Падение Берлинской стены
Около 7 часов вечера 9 ноября член политбюро СЕПГ Гюнтер Шабовски выступил со скоропалительным заявлением о вступлении в силу нового закона о свободе передвижения: «Насколько мне известно, он вступает в силу немедленно... сейчас». Это заявление привело к штурму Берлинской стены. Ситуация усугубилась повторением его ошибочного заявления в западногерманских вечерних новостях. Ни Кремль, ни советское посольство в Восточном Берлине не были в курсе. Историческое решение об открытии стены («Мы открываем шлюзы») поздним вечером того же дня было принято без согласования с советскими «друзьями». СЕПГ впервые приняла серьезное политическое решение на свой страх и риск: уже погибая, она наконец освободилась от власти московских покровителей. Советский посол Вячеслав Кочемасов только утром 10 ноября позвонил Кренцу и выразил обеспокоенность ситуацией в Берлине.

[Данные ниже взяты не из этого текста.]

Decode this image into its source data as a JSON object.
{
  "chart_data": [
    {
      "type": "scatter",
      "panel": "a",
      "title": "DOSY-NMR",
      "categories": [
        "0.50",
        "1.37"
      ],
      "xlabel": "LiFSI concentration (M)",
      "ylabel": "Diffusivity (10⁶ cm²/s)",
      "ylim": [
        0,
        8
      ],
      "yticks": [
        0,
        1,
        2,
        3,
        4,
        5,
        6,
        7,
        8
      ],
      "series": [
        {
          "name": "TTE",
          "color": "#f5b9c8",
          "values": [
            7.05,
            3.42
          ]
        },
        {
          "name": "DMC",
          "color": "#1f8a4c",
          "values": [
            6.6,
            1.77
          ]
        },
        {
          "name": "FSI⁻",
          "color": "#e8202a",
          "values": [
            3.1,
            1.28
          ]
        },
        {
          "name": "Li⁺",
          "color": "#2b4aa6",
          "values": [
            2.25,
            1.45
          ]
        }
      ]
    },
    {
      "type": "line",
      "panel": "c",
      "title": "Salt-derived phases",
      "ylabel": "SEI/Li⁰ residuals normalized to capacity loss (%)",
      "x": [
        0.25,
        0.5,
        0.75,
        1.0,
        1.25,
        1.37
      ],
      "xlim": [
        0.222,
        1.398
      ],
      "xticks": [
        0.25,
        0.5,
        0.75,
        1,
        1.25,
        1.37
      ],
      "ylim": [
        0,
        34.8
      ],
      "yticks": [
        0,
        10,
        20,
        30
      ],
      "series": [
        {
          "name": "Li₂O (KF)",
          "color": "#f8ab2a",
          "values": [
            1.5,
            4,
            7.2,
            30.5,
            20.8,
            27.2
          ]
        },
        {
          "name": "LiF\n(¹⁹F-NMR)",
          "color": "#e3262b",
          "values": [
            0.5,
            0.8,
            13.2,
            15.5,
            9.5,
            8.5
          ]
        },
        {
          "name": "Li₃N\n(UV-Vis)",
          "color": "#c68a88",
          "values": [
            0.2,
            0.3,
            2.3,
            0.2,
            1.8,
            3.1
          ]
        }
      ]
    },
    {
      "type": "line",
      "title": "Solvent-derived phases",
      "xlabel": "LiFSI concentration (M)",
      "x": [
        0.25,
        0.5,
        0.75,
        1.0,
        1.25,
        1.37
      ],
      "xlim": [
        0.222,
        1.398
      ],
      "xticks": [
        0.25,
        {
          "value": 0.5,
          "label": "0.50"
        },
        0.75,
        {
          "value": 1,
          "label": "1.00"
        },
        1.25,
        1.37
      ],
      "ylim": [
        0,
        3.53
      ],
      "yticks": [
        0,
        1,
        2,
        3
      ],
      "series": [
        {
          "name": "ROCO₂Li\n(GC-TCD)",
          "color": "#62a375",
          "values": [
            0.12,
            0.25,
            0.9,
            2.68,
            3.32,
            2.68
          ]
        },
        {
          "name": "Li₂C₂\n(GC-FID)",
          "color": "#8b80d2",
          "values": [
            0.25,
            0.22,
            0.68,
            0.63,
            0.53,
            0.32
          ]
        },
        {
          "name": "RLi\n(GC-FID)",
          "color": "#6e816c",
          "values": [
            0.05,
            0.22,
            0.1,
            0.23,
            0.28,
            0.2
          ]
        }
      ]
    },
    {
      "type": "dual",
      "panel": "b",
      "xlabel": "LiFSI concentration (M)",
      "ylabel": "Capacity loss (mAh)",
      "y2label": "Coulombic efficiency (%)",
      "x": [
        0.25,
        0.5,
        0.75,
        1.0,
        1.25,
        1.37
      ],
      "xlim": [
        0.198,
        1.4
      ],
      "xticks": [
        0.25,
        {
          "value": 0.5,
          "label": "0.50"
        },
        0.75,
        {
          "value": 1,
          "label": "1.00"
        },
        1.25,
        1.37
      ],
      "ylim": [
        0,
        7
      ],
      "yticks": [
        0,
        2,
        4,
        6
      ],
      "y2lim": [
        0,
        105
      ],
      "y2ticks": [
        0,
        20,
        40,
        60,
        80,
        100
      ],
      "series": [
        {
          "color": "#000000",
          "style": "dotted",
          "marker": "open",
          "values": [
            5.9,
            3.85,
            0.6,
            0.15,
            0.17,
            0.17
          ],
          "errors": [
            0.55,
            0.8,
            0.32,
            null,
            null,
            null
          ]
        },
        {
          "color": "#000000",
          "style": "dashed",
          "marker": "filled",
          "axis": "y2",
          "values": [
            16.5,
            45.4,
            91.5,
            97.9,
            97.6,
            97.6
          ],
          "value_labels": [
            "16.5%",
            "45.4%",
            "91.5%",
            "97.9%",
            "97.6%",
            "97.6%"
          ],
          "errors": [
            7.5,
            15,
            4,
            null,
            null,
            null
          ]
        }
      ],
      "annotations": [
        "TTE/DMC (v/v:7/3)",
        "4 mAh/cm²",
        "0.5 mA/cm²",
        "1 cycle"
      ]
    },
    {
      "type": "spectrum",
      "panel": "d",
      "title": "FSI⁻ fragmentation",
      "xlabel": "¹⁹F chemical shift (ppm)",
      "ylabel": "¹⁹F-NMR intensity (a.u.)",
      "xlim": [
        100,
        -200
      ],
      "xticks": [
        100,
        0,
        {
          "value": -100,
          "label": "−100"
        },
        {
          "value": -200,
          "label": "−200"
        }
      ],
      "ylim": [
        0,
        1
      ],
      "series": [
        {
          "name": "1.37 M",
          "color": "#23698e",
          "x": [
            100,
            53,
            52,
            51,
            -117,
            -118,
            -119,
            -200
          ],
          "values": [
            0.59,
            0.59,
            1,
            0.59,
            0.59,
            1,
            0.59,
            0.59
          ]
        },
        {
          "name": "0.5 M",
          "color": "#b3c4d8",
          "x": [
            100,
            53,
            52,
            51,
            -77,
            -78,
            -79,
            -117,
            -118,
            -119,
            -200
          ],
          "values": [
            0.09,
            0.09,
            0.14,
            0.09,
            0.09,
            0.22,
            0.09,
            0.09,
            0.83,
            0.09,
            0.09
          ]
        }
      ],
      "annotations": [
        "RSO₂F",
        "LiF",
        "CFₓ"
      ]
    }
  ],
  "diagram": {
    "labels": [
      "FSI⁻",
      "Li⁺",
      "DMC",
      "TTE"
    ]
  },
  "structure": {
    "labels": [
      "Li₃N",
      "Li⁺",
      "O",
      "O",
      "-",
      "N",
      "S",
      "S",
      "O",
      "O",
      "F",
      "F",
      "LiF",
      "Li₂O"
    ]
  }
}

О падении стены в Москве узнали из новостей. Посол этот момент просто проспал. Советские СМИ сообщали о происходящем скупо и неохотно — тема была неудобная, а главное, хватало собственных новостей, которые широко обсуждались и занимали все внимание.
Так 9 ноября 1989 года СССР превратился в стороннего наблюдателя. Советская сторона ожидала в самой крайнем случае организованного открытия границы между ГДР и ФРГ – но никак не падения стены. Поскольку Горбачев наложил запрет на применение силы, Москве ничего не оставалось, как согласиться с наступлением новой реальности.
Когда советник Горбачева по Германии Валентин Фалин утром 10 ноября в ужасе от случившегося прорицал крах ГДР, его коллега Черняев уже задумывался о будущем, которое наступит после этого. Он писал в своем дневнике: «Закончилась целая эпоха в истории «социалистической системы» ... Остались наши «лучшие друзья»: Кастро, Чаушеску и Ким Ир Сен... тут уже не о «социализме» речь, а об изменении мирового соотношения сил, здесь — конец Ялты, финал сталинского наследия и «разгрома гитлеровской Германии».
В самом деле, в 1945 году Советский Союз выиграл войну, а в 1989 году он начал проигрывать мир. Речь уже не шла о реформе социализма. Настало время проводить его в последний путь.
Литература по теме:
Hans-Hermann Hertle (2009): Chronik des Mauerfalls. Die dramatischen Ereignisse um den 9. November 1989, Berlin.
William Taubman (2017): Gorbachev: His Life and Times, New York.